Um fenómeno em crescimento está a alterar o mapa das ocupações ilegais em Espanha, transformando um problema social antigo numa questão jurídica e política de grande complexidade. O que começou com casas desabitadas em centros urbanos está agora a estender-se a jardins privados, terrenos rurais e até embarcações, locais que escapam à vigilância constante e cuja recuperação judicial se revela um verdadeiro labirinto.
Esta nova vaga de “okupas” está a expor as fragilidades da lei e a gerar inquietação entre proprietários e autoridades, que se veem perante um desafio cada vez mais difícil de travar.
Jardins, barcos e terrenos: os novos alvos das ocupações
De acordo com o HuffPost, esta mudança no perfil das ocupações ilegais não é aleatória. Os ‘okupas’ procuram agora espaços abertos, de difícil fiscalização e onde a resposta das autoridades é mais lenta.
Terrenos agrícolas transformam-se em acampamentos improvisados, barcos atracados em portos espanhóis e franceses são convertidos em residências temporárias, e até jardins de moradias privadas têm sido ocupados, muitas vezes durante dias ou semanas, sem que os donos consigam agir de imediato.
As consequências vão muito além da violação da propriedade: acumulam-se danos materiais, lixo, destruição de cercas e até focos de incêndio florestal. A complexidade jurídica agrava o cenário, uma vez que estes espaços não gozam da mesma proteção legal que as habitações. Assim, para recuperar o controlo sobre um terreno ou jardim, o proprietário precisa de provar a posse efetiva e identificar os ocupantes, um processo que pode demorar semanas ou mesmo meses.
A lei que não acompanha a realidade
Juristas especializados em direito imobiliário alertam que a legislação espanhola está desatualizada face à nova realidade das ocupações. Muitos dos espaços invadidos estão registados como rústicos ou de uso secundário, o que os coloca fora do âmbito das garantias aplicáveis às residências principais.

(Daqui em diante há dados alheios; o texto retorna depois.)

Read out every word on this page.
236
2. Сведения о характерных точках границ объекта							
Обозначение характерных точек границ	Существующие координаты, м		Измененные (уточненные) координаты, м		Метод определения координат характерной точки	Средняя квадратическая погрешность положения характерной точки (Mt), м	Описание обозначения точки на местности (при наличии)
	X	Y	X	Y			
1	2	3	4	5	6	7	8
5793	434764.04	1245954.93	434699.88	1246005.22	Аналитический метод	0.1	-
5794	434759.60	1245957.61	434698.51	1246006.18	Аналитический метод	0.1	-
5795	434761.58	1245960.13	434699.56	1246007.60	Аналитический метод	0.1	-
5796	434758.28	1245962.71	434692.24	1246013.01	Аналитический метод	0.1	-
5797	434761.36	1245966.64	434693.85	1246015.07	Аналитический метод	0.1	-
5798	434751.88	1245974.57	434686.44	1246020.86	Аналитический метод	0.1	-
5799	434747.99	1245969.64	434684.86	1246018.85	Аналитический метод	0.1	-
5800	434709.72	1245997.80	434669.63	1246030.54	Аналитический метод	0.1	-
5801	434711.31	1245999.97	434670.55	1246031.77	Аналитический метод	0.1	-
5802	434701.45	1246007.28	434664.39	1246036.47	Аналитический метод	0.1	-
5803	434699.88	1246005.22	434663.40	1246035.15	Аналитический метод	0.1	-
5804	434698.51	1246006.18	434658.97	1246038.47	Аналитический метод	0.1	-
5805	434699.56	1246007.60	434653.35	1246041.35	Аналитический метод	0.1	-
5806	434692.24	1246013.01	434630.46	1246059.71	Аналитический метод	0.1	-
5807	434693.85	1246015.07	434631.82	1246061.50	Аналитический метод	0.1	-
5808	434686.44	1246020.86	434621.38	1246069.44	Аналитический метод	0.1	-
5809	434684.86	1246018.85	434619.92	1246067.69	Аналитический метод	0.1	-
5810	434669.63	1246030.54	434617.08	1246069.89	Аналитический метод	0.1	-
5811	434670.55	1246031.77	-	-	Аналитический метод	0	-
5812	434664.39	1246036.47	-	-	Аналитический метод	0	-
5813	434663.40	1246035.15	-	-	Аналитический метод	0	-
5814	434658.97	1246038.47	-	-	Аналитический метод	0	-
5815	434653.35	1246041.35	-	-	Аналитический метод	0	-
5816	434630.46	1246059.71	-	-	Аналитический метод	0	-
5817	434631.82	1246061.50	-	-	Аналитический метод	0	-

Esta lacuna, somada à lentidão dos tribunais e à falta de recursos policiais nas zonas rurais, transforma cada caso num autêntico impasse.
Alguns municípios tentam reagir com protocolos de intervenção rápida, mas os resultados ainda são limitados. Perante a impotência da lei, cresce o número de proprietários que opta por reforçar a segurança privada, instalar câmaras de vigilância e construir cercas mais robustas. Contudo, estas soluções representam custos elevados e eficácia temporária, num cenário em que o sentimento de insegurança aumenta de dia para dia.
E em Portugal? Um alerta que começa a ganhar forma
Em Portugal, o fenómeno ainda não atingiu a gravidade registada em Espanha, mas os sinais de alarme já soam em várias cidades. Lisboa, por exemplo, conta com centenas de habitações municipais ocupadas ilegalmente — um total de 721 casos identificados, sendo cerca de 700 ainda por regularizar ou desocupar, segundo dados divulgados pelo portal Idealista.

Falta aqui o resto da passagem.